Emma Blue spends her time perfecting the computer game she built from scratch, rather than facing her parents’ crumbling marriage. She can solve any problem with the right code, but when an online troll’s harassment escalates, she’s truly afraid.

When Rev and Emma meet, they both long to lift the burden of their secrets and bond instantly over their shared turmoil. But when their situations turn dangerous, their trust in each other will be tested in ways they never expected. This must-read story will once again have readers falling for Brigid Kemmerer’s emotional storytelling.
 After finishing Letters to the Lost, I simply could not wait to get my hands on this sequel. Thankfully, I'd been approved for the title on Netgalley, otherwise I have no idea what I would have done. Admittedly, while this novel was absolutely enjoyable, it didn't quite hold up to its predecessor for me.

This story follows Rev, a character I fell in love with in Letters to the Lost, and Emma, a new and intriguing character. I wish I could say I loved Rev in this novel as much as I did in Letters. I think I was just expecting something different. While the Rev in Letters was indeed a bit tortured, he was also unwaveringly sweet and supportive and wonderful. In this novel, though...I get it, he was going through a lot. But I just found him incredibly frustrating. He was keeping this big secret from his best friend and his family and it was poisoning him. Even still, I do not understand why he chose to keep it a secret. I really think that all of his angst and drama would have dissolved if he had just taken the honesty route. More than that, I felt as if he didn't treat people the way they deserved.

On the other hand, I really enjoyed Emma's character. She is this badass gamer girl who coded her very own computer game that hundreds of people played. Once again, I think a lot of her problems would have been solved if she had just told an adult what was going on with her, but I was more sympathetic to her secrecy. She felt like her problem didn't really matter and she was determined not to show weakness.

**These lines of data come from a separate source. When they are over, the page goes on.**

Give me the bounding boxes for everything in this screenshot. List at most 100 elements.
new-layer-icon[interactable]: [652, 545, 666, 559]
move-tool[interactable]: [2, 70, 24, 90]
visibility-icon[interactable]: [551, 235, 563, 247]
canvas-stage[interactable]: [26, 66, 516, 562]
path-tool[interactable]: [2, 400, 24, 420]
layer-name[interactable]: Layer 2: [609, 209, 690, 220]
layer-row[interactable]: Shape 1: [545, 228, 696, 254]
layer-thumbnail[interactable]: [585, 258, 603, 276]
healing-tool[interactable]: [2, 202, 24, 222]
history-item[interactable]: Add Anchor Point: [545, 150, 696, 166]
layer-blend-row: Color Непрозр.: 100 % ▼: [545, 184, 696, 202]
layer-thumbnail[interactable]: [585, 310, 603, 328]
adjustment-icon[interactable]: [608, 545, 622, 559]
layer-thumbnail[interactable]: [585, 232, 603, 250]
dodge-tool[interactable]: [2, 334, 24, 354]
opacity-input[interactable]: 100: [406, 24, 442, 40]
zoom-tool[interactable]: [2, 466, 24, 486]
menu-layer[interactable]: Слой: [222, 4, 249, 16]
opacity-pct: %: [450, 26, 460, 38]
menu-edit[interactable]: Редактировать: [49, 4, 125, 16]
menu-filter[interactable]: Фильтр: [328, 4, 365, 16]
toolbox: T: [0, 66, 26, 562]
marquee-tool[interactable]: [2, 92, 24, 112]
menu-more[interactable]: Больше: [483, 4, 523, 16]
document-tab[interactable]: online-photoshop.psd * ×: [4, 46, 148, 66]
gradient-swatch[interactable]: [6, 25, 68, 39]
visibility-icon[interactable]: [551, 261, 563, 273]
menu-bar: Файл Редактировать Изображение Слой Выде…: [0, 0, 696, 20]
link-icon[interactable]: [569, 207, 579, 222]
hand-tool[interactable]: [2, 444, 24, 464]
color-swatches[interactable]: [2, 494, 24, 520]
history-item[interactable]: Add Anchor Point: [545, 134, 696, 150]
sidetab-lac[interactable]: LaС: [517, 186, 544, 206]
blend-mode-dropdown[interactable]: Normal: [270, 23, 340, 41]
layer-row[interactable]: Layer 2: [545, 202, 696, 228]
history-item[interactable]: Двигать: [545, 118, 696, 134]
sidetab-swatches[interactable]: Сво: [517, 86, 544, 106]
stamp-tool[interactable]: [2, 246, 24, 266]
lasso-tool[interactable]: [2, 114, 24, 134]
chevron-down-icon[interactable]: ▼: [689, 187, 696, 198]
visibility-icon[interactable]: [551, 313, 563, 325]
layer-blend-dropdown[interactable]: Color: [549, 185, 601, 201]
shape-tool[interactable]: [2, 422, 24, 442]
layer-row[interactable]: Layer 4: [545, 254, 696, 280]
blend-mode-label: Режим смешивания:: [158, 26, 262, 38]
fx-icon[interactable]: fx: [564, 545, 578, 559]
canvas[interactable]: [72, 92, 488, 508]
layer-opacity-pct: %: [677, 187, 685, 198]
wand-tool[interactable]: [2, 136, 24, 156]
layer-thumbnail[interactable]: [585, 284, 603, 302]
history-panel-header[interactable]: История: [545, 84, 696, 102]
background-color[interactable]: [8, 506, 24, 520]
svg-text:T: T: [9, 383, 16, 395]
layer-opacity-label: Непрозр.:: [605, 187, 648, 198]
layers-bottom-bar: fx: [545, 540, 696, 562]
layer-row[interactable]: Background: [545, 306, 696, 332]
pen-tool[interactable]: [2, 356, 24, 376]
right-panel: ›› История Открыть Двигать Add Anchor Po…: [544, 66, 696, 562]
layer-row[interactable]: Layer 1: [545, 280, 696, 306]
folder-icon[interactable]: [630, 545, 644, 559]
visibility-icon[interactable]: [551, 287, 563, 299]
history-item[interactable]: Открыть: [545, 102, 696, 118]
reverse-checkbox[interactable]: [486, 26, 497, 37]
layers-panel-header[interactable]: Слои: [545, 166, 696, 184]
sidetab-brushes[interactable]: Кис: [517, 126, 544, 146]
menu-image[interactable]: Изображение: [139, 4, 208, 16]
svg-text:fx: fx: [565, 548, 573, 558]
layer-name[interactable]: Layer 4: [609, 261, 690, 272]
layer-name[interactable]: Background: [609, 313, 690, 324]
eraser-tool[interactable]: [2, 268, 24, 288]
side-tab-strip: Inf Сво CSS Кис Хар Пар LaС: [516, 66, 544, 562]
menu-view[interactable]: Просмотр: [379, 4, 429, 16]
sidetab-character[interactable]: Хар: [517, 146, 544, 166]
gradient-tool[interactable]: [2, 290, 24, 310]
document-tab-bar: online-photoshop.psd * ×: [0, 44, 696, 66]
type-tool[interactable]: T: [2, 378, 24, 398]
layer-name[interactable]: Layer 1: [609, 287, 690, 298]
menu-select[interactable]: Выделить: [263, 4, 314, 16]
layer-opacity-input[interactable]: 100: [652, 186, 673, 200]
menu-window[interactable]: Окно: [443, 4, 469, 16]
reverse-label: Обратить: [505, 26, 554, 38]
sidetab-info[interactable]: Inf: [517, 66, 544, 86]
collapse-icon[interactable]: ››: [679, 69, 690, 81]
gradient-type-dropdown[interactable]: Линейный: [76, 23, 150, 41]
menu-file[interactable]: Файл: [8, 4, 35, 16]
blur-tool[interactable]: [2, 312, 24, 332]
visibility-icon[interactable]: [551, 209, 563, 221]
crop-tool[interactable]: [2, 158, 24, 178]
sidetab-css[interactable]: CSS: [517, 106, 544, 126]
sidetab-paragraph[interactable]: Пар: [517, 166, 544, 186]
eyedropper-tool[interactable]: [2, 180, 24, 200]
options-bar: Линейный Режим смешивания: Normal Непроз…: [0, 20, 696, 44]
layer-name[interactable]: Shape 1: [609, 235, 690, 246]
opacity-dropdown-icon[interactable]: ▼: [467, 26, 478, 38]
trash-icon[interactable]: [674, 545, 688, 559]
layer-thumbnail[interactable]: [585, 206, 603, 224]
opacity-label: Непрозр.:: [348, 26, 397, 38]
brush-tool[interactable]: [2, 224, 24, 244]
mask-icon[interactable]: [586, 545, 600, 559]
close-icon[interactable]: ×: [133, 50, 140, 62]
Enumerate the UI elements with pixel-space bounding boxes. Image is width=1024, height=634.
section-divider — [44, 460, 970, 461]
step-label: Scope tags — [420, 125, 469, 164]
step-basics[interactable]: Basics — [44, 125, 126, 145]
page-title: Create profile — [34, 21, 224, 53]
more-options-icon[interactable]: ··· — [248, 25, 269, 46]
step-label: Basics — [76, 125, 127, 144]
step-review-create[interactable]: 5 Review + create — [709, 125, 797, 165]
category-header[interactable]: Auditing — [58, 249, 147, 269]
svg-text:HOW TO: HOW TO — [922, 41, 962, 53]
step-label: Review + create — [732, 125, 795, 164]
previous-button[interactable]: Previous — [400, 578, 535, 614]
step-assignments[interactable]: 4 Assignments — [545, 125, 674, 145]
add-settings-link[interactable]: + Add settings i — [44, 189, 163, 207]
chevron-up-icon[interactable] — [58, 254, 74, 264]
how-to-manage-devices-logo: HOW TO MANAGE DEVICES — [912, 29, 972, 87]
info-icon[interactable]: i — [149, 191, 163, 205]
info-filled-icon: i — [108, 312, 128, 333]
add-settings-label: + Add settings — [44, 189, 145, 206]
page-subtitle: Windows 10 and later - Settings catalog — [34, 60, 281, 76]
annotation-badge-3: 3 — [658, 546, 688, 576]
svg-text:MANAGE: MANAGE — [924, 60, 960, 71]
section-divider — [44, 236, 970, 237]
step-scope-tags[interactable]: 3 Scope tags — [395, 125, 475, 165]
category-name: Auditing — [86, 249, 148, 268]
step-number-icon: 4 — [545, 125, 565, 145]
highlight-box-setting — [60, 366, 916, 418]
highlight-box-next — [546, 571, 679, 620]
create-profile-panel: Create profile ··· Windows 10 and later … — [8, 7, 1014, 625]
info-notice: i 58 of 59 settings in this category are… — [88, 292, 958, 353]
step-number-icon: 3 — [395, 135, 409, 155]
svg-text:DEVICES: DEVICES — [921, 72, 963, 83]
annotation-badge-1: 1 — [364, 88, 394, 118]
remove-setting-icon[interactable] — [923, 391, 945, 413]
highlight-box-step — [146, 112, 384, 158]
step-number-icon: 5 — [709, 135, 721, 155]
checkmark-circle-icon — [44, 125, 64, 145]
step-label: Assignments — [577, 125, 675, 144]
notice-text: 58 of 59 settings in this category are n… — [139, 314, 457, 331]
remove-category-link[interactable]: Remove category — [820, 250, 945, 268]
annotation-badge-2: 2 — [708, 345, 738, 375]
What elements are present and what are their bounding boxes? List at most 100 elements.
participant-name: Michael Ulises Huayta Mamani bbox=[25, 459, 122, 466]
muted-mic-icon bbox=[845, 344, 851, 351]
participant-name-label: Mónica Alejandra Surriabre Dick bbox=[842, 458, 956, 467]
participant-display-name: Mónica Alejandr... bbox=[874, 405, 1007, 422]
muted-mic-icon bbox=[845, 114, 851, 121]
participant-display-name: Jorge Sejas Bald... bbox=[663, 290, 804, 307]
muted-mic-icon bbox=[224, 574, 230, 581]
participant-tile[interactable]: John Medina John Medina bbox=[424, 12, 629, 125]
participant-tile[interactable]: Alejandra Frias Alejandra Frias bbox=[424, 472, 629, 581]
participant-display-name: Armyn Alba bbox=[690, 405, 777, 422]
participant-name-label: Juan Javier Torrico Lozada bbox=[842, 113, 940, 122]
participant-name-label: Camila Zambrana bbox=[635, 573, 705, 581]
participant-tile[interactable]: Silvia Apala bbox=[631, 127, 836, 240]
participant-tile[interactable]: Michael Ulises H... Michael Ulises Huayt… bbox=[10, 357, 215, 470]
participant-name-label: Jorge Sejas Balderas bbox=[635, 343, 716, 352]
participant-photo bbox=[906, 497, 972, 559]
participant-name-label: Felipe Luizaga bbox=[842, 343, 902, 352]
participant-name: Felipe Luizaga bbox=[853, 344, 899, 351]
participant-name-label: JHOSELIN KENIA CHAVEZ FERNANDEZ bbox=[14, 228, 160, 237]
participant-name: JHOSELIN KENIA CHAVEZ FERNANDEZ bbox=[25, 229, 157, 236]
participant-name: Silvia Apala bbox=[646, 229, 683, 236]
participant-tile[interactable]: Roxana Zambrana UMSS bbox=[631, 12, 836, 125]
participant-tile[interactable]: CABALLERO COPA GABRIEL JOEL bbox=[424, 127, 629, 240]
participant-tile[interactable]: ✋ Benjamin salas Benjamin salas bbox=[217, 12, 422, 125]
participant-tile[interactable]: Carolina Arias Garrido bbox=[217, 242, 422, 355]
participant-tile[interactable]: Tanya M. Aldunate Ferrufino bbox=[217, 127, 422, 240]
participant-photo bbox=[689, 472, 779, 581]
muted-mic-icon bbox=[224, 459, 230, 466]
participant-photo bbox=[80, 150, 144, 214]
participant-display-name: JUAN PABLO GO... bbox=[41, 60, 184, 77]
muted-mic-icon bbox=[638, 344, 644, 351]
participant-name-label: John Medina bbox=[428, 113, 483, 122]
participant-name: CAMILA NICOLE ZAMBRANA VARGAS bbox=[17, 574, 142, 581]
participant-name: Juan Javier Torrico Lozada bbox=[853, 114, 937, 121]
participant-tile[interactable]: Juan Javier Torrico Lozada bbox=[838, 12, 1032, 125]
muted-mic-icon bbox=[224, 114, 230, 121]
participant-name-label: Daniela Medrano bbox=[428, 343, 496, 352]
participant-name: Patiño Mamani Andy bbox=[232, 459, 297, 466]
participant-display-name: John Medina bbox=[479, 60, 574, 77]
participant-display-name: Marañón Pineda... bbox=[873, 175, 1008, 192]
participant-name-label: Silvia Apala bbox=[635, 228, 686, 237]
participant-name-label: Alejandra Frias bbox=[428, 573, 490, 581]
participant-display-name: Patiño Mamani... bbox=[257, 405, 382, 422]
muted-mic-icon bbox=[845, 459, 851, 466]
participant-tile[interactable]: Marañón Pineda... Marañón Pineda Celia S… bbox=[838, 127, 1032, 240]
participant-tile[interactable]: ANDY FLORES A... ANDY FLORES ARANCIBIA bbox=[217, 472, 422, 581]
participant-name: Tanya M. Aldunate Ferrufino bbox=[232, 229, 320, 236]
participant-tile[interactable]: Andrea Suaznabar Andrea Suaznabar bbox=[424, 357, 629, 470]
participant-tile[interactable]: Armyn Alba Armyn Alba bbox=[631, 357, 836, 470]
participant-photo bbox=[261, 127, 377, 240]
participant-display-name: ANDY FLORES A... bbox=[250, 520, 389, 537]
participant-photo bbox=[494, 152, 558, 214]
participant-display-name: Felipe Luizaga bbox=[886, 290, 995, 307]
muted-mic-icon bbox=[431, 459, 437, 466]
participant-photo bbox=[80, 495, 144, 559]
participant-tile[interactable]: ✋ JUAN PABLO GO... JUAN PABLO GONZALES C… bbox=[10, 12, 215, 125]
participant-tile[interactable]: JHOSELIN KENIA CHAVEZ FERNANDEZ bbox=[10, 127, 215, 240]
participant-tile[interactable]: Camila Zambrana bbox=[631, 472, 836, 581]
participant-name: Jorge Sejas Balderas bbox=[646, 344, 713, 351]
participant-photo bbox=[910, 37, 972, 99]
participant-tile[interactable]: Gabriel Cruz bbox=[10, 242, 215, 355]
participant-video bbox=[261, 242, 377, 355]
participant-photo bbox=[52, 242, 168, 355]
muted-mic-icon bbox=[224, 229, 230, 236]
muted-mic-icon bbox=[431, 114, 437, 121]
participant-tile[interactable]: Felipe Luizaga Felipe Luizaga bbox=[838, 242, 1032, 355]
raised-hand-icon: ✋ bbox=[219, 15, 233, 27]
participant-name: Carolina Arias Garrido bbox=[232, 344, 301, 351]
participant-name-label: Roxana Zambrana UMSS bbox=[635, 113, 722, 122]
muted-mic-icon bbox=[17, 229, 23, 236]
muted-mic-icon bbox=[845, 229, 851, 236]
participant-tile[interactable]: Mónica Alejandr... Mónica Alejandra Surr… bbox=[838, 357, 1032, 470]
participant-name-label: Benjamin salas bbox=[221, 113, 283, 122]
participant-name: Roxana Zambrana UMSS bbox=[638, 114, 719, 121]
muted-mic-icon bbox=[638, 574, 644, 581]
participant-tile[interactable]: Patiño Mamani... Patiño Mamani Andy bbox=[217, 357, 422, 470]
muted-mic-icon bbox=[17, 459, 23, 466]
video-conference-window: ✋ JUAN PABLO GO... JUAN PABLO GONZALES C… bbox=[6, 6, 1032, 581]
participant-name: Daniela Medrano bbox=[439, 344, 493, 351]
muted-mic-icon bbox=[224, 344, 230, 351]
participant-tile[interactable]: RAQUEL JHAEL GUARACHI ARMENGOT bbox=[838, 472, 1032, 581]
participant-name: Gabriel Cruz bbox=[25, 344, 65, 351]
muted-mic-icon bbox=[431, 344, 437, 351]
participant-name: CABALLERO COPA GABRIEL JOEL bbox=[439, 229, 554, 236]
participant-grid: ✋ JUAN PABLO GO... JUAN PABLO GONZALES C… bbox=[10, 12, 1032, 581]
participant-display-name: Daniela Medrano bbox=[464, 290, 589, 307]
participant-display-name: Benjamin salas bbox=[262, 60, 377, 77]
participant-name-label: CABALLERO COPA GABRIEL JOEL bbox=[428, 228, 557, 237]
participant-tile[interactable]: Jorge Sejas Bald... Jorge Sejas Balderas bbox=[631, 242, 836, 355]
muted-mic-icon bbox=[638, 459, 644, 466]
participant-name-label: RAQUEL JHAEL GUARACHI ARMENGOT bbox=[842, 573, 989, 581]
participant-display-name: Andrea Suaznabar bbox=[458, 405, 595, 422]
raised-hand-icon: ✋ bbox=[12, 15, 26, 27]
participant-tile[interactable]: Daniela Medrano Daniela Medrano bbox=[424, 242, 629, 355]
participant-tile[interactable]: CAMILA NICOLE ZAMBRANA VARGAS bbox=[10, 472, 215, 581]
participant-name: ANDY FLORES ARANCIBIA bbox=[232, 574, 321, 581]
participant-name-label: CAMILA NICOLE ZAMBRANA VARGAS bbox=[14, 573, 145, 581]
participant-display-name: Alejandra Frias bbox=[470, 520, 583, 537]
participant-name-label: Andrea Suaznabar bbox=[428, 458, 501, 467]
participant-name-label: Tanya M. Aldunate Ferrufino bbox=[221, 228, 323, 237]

No matter what, though, I was hooked on these characters' stories. Despite any irritations, I cared about them and I wanted to see their happily ever after. The ending took a turn that wasn't hard to see coming but was kind of unexpected in terms of the tone of the story. A part of me wants to say it was a bit melodramatic, but, without giving spoilers, I have to admit that shit like that actually happens. Kemmerer has presented us with a very real, very scary threat that we might not even be able to see coming in our own lives.

I do love that Kemmerer maintained the theme-of-sorts from the first book, which is beginning each chapter with a letter or message. I also love the glimpses of Declan that we get to see in this novel, and we even get more resolution for his story. And, of course, I will forever and always love the relationship between Rev and Declan. No matter what obstacles arise in their personal lives or in their friendship, they are there for each other no matter what. It's real, unconditional love. I said it in my review of Letters and I will say it again: this relationship can and should serve as an example of a beautiful, healthy male friendship for the rest of fiction history.

This novel deals with subjects such as abuse, cyber bullying, women in male-dominated spheres, divorcing parents, adoption and foster care, and interracial families. Though this isn't a perfect novel, and my rating will reflect that, it is still one that will live in my heart for a very long time. These characters and the world they live in became real to me. I was not ready to say goodbye when the novel concluded, but I was satisfied with where their stories ended.